Vehicle repossessions are surging, report finds

Photo (c) Tham Kee Chuan EyeEm - Getty Images

That could result in a lot more used cars on the market

From dealers to lenders to tow truck operators, reports have poured in this month about a disturbing trend of rising car and truck repossessions. 

Lisa Beilfuss Popeo, who covers the economy for Barron's, recently reported that vehicle repossessions have doubled among “prime” borrowers, which includes consumers with good credit scores.

"One red flag is the rate of repossession for prime borrowers is starting to rise. It's not just subprime borrowers that are having problems," Popeo told CBS News.

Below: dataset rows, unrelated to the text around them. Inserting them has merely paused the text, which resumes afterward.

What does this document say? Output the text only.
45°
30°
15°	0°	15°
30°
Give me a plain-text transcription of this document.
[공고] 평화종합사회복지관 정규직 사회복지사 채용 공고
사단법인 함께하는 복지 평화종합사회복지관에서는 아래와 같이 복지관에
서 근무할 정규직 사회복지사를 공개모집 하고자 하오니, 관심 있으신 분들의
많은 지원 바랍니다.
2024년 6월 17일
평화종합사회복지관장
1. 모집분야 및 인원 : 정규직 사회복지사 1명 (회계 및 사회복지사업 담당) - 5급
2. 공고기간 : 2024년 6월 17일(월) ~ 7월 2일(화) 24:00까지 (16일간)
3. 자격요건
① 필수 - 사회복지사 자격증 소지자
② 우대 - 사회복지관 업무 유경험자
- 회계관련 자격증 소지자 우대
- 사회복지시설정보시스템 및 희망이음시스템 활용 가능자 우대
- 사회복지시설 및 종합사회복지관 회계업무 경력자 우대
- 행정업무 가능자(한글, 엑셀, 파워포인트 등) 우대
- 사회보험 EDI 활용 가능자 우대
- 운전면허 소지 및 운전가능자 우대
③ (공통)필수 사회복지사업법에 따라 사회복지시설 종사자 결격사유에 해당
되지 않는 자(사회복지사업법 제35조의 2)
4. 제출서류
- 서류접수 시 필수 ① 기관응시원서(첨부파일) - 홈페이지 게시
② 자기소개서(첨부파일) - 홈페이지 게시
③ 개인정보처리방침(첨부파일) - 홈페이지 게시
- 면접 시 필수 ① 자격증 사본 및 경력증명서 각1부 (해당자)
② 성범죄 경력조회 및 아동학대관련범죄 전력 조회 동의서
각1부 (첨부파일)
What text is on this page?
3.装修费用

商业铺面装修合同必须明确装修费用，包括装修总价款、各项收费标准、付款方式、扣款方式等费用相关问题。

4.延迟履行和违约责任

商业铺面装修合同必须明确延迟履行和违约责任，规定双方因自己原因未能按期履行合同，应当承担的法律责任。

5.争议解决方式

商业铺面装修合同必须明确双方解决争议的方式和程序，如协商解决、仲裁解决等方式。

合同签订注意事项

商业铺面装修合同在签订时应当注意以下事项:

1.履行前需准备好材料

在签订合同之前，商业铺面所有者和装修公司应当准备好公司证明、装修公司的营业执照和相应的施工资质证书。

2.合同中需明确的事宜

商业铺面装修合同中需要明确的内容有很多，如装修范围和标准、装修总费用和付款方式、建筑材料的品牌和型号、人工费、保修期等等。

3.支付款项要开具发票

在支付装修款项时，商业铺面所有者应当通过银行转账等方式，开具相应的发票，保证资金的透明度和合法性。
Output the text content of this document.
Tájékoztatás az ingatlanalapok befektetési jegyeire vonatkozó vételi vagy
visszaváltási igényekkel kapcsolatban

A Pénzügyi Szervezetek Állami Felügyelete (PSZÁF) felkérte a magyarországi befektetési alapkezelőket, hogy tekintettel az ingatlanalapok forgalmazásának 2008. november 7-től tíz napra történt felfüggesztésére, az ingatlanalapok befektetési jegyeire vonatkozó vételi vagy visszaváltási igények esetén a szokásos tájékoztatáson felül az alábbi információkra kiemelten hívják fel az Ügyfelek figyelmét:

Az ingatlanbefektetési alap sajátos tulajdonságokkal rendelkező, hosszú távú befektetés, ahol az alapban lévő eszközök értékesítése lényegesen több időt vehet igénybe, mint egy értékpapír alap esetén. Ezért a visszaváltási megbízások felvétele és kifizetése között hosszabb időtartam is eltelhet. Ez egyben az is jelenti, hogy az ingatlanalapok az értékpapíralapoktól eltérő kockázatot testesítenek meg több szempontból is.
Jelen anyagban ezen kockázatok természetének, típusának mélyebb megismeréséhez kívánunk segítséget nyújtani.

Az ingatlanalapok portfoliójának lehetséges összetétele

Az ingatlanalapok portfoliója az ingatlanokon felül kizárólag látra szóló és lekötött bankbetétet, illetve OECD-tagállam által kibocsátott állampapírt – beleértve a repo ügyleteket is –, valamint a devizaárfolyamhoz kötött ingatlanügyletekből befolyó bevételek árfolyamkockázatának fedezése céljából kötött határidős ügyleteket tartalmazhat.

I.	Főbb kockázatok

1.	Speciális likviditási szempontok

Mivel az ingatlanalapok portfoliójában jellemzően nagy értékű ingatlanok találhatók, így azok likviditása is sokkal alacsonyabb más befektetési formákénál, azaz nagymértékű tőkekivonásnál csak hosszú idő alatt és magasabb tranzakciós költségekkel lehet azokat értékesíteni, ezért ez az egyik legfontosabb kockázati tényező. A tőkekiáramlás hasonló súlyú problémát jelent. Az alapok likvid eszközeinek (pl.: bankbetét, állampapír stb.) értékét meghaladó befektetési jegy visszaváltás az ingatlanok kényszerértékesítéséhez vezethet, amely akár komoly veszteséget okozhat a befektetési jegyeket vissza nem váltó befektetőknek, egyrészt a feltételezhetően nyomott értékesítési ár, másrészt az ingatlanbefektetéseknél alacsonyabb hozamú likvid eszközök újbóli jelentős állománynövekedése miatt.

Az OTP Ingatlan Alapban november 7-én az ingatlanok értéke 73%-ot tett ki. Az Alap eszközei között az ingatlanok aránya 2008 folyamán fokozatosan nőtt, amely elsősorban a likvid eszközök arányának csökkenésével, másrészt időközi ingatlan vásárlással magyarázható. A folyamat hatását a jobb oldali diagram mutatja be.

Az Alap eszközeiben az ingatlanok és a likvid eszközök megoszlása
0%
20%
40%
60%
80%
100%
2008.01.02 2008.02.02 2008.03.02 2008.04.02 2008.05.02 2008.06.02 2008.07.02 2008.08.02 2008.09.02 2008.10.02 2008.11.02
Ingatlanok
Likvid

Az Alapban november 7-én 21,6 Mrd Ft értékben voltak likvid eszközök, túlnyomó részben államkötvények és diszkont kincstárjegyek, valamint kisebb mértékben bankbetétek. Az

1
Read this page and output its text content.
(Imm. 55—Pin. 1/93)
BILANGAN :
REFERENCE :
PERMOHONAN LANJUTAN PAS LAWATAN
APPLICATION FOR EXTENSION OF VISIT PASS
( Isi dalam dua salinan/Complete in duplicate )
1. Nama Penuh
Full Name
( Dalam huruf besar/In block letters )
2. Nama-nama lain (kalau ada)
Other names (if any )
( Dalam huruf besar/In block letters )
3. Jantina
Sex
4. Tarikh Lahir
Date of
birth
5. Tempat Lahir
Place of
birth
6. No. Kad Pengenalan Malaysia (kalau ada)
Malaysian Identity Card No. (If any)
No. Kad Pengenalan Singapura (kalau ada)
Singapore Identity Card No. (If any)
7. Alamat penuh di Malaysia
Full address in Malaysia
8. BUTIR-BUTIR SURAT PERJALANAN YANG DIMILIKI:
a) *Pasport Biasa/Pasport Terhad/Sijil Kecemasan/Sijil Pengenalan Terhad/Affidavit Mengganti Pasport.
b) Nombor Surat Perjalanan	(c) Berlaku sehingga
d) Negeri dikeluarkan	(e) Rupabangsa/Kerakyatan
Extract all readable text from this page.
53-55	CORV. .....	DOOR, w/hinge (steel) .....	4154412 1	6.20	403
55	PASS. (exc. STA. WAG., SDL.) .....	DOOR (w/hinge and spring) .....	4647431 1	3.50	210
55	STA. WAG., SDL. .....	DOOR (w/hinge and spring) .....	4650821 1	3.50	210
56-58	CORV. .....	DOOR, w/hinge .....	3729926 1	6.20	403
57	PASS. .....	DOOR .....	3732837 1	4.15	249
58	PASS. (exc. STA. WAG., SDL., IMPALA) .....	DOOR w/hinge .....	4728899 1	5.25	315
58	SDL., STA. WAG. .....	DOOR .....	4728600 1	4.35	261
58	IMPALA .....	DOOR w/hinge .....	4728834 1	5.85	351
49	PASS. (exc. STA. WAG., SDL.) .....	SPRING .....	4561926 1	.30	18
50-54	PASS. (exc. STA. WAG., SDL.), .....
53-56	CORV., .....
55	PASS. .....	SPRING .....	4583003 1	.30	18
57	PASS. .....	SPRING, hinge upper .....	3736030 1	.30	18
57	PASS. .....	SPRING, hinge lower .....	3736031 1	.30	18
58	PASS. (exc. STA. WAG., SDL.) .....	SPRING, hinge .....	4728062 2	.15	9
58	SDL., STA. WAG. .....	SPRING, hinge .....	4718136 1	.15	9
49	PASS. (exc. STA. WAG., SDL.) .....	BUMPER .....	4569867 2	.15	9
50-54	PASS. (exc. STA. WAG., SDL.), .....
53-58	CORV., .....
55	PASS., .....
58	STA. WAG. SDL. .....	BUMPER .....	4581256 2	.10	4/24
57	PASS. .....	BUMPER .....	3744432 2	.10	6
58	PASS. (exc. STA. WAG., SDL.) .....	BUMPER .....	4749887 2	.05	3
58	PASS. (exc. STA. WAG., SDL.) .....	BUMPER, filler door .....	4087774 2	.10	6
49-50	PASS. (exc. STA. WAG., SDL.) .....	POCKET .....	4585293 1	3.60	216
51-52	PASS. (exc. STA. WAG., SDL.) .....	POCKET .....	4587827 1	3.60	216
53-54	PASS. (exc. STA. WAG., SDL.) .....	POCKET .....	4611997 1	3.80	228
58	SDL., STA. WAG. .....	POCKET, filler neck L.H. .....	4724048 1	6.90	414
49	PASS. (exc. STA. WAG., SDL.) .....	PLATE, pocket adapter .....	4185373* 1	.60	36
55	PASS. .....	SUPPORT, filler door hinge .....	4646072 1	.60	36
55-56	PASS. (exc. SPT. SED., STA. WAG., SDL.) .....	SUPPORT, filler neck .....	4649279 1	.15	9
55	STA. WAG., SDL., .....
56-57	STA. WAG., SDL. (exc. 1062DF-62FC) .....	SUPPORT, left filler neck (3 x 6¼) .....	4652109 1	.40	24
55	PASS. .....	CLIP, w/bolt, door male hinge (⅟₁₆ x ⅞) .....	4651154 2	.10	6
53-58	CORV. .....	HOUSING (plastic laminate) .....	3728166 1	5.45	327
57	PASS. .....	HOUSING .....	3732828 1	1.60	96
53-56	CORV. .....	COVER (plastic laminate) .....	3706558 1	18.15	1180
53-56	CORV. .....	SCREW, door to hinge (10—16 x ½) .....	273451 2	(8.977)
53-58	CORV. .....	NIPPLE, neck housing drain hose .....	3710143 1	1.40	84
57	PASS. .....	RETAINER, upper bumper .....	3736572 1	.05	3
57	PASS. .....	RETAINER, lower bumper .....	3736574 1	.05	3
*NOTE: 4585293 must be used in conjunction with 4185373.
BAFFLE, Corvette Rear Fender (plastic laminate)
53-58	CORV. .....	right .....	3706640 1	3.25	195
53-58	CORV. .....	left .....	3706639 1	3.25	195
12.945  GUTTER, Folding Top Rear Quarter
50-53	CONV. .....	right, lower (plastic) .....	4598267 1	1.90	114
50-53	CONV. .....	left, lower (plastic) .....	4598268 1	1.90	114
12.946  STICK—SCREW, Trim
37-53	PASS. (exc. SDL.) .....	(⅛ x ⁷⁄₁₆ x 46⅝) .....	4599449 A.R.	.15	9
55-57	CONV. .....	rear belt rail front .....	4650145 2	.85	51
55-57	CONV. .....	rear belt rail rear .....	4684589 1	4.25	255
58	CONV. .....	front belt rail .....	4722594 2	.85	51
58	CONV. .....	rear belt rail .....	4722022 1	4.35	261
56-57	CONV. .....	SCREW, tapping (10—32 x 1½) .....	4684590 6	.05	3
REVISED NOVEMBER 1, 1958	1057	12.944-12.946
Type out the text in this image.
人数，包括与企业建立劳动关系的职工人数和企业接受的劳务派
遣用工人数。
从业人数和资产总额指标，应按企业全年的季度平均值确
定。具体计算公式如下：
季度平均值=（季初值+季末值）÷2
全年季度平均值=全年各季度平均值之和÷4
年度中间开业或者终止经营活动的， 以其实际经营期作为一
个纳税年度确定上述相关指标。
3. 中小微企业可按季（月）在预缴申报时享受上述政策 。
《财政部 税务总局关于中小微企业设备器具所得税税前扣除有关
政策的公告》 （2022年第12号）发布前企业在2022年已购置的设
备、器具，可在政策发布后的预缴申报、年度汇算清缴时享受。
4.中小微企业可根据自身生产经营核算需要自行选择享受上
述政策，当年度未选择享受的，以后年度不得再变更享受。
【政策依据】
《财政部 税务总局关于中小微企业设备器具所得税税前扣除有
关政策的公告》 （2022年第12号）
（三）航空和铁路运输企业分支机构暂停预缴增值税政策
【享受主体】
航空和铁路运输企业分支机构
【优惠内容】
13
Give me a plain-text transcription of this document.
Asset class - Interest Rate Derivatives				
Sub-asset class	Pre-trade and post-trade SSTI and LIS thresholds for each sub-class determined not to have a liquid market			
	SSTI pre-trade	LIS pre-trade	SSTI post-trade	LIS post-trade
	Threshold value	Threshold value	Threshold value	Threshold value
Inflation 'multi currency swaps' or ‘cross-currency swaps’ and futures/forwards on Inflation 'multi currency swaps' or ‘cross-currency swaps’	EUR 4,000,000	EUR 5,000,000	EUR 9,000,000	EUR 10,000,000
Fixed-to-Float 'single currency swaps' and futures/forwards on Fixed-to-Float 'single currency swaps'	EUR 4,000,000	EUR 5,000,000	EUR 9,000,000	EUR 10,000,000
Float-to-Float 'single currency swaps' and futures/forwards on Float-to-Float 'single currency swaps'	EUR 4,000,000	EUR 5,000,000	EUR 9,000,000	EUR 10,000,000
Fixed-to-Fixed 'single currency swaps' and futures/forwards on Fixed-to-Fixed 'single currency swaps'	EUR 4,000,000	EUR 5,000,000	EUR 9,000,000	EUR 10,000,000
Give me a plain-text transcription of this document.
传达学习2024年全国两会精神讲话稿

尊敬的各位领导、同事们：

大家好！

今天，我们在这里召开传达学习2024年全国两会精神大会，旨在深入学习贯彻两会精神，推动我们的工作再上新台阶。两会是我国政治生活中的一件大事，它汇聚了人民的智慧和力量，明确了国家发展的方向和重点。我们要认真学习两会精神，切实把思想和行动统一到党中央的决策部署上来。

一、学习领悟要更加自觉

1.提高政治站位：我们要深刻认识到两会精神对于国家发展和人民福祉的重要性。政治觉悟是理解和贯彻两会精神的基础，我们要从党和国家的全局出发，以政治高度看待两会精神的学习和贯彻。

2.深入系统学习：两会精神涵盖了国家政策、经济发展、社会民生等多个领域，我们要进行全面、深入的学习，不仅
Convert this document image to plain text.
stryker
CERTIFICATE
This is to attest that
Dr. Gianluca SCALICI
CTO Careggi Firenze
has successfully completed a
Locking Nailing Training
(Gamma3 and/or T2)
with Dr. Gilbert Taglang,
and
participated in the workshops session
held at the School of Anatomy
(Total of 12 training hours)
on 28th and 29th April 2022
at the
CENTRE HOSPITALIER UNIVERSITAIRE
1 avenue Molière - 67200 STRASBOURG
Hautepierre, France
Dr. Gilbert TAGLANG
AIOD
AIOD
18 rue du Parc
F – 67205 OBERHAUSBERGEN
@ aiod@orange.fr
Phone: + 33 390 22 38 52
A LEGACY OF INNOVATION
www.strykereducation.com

The reason for the sharp increase in repossessions is not exactly clear. Some point to a bubble in the car market that was caused by rapidly rising prices due to a shortage of new cars and trucks.

The average price paid for a used vehicle in June was around $32,000 – an all-time high. Popeo thinks the rise in repossessions will result in a lot more used cars on the market, which could temper rapidly rising prices, especially if it’s accompanied by softening demand.

May not affect used car prices

Karl Brauer, executive analyst at, thinks a lot of used vehicles would have to hit the market to make a sizable dent in prices.

“The backlog of vehicle demand is pretty deep, so repossessions need to hit a fairly high volume to have any real impact on vehicle pricing,” Brauer told ConsumerAffairs. “We’ve seen pricing stabilize in the last few months, but at a much higher level than it was 15 months ago, around $10,000 higher on average for both new and used cars.”

Brauer thinks the only way repossessions could affect prices is if an economic downturn triggered a substantial drop in car buying and repossessions continued at a high rate.

“That could reverse the price of cars, but it has a long way to go if people are waiting for prices to return to normal, he said.

Some economists think the pandemic’s stimulus and extra unemployment benefits may have played a role in pushing up the price of used vehicles. Now that the stimulus money has been spent and the extra unemployment benefits have expired, some consumers who overspent on a vehicle are struggling to keep up with payments, especially now that inflation makes everything else more expensive.